Beritaterkini.bizBeritaterkini, Pelaksana tugas Gubernur Jakarta Sumarsono memberi dukungan program Gerakan Basmi Tikus di Jakarta. Gerakan ini digagas Wakil Gubernur Jakarta Djarot Saiful Hidayat.

Saat sebelum cuti sebagai wagub DKI, Djarot bakal memberi imbalan Rp20 ribu untuk warga yang sukses menangkap satu ekor tikus.

” Jalan terus, dikarenakan itukan sisi dari masukan orang-orang. Tikus itu diberikan insentif Rp20 ribu, ” kata Sumarsono di Balai Kota DKI Jakarta.

Selama jadi Plt gubenur 3, 5 bulan menukar Basuki Tjahaja Purnama (Ahok), Sumarsono berjanji selalu memberi dukungan program Pemerintah Propinsi DKI Jakarta, satu diantaranya gerakan basmi tikus.

” Ya tetep jalan terus. Pokoknya apa pun yang mengganggu orang-orang pemerintah action. Nama manajemennya MEA, Manajemen By Informasi And Manajemen. Ada informasi permasalahan mesti ada action. Itu saja fikiran saya, ” tutur Sumarsono.

Baca Juga : Tjahjo Kumolo : Sumarsono Adalah Orang Yang Tepat Gantikan Ahok

Direktur Jenderal Otonomi Daerah Kementerian Dalam Negeri ini menerangkan, masalah biaya membasmi tikus tidak usah di kuatirkan. Sebab, lelaki yang akrab disapa Soni ini menjelaskan bila APBD DKI Jakarta semakin besar dari daerah-daerah lain, hingga masalah budget bukanlah jadi masalah.

Walau demikian, Soni belum tahu dengan cara tentu berapakah biaya yang dipakai untuk menggerakkan gerakan basmi tikus. Menurut dia, sebagai persoalan bukanlah pada besarannya, tetapi ada atau tidaknya budget fleksibel yang bisa dipakai untuk membayar warga yang menangkap binatang yang sama dengan tempat-tempat kotor itu.

” DKI itukan APBD paling besar seluruh Indonesia dengan biaya nyaris Rp70 triliun cukup besar. Bergantung fleksibiltas pemakaian budget, ” ucap dia.

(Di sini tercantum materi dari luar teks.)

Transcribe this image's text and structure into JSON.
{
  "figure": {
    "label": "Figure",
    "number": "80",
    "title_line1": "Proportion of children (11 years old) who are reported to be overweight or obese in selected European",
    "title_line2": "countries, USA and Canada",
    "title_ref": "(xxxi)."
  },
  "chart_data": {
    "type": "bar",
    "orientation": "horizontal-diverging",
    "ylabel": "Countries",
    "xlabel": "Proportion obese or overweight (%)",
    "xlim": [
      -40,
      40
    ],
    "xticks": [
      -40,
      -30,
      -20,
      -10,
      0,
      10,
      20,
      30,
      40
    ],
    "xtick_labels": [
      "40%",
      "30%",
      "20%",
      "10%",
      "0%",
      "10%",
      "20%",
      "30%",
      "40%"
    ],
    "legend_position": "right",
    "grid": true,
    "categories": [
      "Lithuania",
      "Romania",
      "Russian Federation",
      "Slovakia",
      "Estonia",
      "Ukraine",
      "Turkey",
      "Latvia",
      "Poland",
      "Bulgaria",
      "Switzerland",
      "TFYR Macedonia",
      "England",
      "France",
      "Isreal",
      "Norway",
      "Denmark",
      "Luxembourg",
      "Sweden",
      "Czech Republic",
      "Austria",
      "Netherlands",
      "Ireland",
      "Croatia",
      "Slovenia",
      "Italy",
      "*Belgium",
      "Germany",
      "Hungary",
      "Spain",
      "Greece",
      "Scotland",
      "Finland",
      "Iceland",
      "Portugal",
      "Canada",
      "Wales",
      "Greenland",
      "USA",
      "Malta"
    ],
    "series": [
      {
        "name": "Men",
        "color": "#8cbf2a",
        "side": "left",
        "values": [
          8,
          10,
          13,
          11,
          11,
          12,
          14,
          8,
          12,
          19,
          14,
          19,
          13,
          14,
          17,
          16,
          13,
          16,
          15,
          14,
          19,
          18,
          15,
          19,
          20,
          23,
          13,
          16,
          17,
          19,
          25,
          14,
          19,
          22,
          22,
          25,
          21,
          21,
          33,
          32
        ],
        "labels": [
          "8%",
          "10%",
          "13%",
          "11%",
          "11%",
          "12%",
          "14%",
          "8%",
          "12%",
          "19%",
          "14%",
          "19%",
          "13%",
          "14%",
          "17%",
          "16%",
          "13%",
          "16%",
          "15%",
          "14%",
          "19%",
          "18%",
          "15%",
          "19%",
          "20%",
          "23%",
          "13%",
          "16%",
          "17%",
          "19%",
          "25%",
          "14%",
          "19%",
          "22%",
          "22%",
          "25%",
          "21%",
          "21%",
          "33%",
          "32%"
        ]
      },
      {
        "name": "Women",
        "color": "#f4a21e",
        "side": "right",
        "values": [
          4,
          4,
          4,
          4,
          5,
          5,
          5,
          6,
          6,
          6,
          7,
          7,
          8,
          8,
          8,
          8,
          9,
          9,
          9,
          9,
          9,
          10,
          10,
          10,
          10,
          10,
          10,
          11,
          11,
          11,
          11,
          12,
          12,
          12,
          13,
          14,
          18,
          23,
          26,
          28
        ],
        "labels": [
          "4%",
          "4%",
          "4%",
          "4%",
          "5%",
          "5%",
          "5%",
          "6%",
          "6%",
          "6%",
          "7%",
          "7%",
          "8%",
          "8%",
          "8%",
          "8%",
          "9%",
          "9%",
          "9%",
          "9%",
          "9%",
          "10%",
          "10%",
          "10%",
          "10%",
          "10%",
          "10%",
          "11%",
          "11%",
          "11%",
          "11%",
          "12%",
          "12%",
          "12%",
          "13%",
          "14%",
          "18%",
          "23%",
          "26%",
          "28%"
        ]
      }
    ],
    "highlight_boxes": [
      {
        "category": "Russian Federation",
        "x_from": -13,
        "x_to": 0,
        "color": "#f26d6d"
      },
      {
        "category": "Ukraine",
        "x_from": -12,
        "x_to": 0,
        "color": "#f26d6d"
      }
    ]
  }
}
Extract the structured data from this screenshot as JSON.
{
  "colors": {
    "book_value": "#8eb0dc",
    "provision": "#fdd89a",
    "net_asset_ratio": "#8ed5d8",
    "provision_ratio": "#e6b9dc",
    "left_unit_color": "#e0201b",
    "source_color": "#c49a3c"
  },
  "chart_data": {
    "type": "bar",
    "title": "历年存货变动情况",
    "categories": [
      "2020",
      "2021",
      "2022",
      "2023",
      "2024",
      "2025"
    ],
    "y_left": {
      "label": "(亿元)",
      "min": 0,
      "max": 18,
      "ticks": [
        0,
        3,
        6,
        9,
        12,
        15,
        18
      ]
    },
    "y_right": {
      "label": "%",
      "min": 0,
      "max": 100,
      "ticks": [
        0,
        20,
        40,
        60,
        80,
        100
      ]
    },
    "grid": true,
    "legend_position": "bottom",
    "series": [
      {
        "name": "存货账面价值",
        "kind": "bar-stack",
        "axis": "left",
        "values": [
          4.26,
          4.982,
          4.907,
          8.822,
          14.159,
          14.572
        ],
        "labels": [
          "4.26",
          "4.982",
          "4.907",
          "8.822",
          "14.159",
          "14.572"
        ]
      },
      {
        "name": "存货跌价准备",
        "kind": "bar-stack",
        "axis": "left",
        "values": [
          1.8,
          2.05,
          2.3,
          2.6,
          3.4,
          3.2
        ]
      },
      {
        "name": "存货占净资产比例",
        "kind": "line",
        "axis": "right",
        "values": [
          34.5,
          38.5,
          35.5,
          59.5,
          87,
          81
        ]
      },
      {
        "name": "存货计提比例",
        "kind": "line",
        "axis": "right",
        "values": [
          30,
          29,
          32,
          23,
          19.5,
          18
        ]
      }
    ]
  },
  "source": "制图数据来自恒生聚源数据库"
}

” Jadi dalam KUAPPAS mesti ada biaya yang fleksibel dalam rencana merespon kebutuhan masyarakat. Saya sangka itu dasarnya, ” Soni memberikan.

Terlebih dulu, Djarot menyampaikan gerakan itu baru bakal dihentikan sesudah binatang yang sama dengan tempat-tempat kotor itu sudah tak akan berkeliaran di Jakarta.

Djarot cemas warga Jakarta terserang penyakit, mengingat tikus menularkan virus Leptospirosis lewat air kencingnya.